鬱蒼と木の茂った斜面を、清四郎は危なげなく下って行く。悠理も木に隠れながら森の中に入った。

柵が見えなくなって5分ほど下ったところで、清四郎は足を止めた。斜面は緩やかになっているが、彼が掴まっている張り出した枝の向こうは崖。これ以上は山を下りられなくなったのだ。

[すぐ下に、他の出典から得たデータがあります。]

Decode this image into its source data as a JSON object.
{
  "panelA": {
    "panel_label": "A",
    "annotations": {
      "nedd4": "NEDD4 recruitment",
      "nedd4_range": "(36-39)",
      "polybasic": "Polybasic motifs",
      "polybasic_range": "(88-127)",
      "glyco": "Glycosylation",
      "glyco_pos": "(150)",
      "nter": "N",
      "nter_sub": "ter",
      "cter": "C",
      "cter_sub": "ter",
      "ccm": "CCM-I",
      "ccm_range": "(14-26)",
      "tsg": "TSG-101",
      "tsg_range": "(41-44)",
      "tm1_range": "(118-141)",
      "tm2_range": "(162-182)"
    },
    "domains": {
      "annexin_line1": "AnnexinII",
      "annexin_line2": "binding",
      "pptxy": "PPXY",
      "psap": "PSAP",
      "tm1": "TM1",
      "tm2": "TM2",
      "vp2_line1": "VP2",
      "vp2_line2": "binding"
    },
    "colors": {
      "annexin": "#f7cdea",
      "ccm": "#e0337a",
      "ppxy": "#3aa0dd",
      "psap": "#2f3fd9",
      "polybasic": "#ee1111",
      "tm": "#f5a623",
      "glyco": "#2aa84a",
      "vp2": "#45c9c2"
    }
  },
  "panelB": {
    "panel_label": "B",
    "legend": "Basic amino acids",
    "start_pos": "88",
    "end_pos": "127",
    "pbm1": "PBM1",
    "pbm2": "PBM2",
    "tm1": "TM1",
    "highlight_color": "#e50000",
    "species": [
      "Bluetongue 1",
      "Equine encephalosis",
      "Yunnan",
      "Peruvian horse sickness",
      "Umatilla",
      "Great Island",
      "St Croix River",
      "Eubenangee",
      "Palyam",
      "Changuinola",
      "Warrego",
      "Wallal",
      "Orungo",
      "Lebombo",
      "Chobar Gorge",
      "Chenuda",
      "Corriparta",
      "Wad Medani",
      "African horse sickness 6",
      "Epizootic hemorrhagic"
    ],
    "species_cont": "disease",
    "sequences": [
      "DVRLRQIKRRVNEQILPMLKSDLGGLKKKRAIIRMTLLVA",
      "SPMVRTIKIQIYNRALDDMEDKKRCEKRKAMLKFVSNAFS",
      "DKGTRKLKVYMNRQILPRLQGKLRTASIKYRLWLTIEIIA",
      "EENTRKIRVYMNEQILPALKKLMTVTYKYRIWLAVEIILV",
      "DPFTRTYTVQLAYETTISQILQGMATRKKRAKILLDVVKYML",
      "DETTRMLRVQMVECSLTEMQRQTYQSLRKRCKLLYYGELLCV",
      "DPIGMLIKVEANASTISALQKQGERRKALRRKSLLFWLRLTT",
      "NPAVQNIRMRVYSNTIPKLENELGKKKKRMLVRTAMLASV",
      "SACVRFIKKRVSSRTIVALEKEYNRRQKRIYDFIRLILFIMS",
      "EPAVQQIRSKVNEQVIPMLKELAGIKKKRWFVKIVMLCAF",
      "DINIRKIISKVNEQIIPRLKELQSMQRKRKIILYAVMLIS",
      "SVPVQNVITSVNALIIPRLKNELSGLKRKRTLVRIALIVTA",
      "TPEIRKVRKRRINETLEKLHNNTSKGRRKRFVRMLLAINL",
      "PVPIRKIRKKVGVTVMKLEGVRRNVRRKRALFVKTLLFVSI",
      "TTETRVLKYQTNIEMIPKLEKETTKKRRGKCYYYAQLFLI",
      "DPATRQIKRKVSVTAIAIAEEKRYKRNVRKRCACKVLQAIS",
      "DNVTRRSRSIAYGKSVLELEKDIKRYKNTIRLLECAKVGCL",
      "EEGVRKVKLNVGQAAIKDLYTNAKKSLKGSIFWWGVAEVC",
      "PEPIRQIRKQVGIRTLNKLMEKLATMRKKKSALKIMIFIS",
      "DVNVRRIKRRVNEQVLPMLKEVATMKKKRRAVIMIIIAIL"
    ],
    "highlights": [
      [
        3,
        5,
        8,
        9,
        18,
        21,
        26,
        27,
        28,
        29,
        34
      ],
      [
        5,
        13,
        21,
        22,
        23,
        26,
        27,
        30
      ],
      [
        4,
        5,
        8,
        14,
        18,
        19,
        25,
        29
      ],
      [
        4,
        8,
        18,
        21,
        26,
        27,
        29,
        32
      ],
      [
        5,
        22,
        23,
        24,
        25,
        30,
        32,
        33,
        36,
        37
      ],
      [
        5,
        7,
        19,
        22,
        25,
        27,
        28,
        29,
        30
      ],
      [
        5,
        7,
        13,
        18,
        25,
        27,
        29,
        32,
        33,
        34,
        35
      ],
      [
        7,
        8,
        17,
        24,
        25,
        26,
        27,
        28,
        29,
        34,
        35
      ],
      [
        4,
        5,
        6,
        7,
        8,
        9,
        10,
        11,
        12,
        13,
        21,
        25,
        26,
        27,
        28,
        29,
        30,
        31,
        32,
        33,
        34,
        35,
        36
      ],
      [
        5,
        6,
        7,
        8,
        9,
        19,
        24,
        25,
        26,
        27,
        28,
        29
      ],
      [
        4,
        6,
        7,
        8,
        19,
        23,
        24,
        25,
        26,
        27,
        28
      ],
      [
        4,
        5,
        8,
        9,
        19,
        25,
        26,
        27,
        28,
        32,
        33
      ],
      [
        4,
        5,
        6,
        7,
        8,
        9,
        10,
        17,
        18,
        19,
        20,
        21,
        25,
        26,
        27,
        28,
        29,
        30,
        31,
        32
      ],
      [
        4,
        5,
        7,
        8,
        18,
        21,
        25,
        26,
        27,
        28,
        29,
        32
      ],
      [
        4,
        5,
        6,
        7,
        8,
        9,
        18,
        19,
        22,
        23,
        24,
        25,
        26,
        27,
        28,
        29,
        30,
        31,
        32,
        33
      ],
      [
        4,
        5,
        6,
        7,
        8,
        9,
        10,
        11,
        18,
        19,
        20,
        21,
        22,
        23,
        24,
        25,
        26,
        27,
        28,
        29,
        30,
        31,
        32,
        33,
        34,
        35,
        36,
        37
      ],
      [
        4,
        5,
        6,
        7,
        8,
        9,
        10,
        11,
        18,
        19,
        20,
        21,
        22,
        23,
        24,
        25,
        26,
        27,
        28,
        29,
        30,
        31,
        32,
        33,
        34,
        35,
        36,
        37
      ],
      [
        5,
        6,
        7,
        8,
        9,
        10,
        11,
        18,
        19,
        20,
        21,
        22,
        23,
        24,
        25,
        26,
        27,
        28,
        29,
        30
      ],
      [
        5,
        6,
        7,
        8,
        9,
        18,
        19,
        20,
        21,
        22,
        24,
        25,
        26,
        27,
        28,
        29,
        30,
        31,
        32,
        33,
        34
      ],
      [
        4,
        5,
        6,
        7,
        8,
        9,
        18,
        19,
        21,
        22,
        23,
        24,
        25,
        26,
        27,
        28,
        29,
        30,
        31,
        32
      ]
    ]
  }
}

どうするのだろう、と悠理が木陰から覗いていると、細身ながら広い肩が、ひょいと振り返った。

「この山の猿は、物見高いようだな。」

ぎょ、とする悠理の方を、清四郎は正確に見つめている。

「何をたくらんでいるんでいるんですか、剣菱サン?」

口の端を上げた笑み。

最近、『悠理』と呼ぶことが多くなった清四郎がサン付けで苗字を呼ぶのは、悠理を揶揄している時だ。仲間となってからも長年の呼び方を変えないのは、悠理の方だから。

野梨子のことは名前で呼ぶことに慣れた悠理が、今も彼のことだけ苗字で呼ぶのは、どこかで馴れ合うことを拒否しているからなのかもしれない。

 

悠理は仕方なく木の陰から出た。

「たくらんでいるのは、そっちだろ!こんなところで何しようってんだ!」

「僕はただ、一人になりたかっただけだよ。」

清四郎は体操服のズボンに両手を入れて、肩を竦めた。

「あたいだって、一人でオヤツを食べられる場所を探してただけだい!」

悠理は背負ったままのリュックを下ろし、見せ付けるように握って前に突き出した。

 

その時だ。

「うわっ」

グイ、と引っ張られる感覚に、悠理の体が傾いだ。

「猿だっ!」

「え?・・・ぎゃっ!」

大きな猿が、悠理のリュックに飛びついたのだ。

奪われてなるか、と悠理も咄嗟に力を込める。踏みしめた足の下で、枯葉が滑った。

ヤバイ、と思った時には、体が宙に浮いていた。

 

「悠理、この馬鹿!」

清四郎が顔色を変えて駆け寄って来るのが見える。

数メートルの距離があったにもかかわらず、彼の手が悠理の腕を掴む感触。

引き寄せられ、視界から紅葉が消えた。

清四郎の胸に抱きしめられたのだ――――と気づいたが、足はまだ空を蹴っていた。

 

耳元で風が鳴った。

バサバサと打ち付ける葉。枝の折れる音。

そして、衝撃。

悠理の意識は、そこで途切れた。

 

 

*****

 

 

「悠理、悠理!」

頬をピタピタ叩かれ、悠理は目を開けた。

至近距離で、強張った顔の清四郎が悠理を見つめていた。

「?!」

悠理はガバリと身を起こす。

「良かった・・・怪我はないか?」

周囲を見回すと、森の中だった。

頭上を覆う枝越しに見上げた空は遠い。

「もしかして、あたいたち、あそこから落っこちた?」

はるか上空に、見覚えある枝の張り出した崖が見えた。

「運が良かったよ。まだ葉が散りきる前だったから、かなり木々がクッションになってくれたんだ。それでも、結構な衝撃で、僕もしばらく気を失っていたらしい。」

清四郎は体操服の袖をめくり上げ、腕時計に目をやった。

「集合時間に、委員が二人とも欠席とはね。」

「ええ!もうそんな時間か?!」

清四郎に顔を向けた悠理は、彼の姿に驚いて息を飲んだ。

「き、菊正宗・・・おまえ、ひょっとして、怪我してる?」

彼の白い上着には、血がついている。いつもはきちんと整えられた髪は葉と土にまみれ、頬には血が滲んでいた。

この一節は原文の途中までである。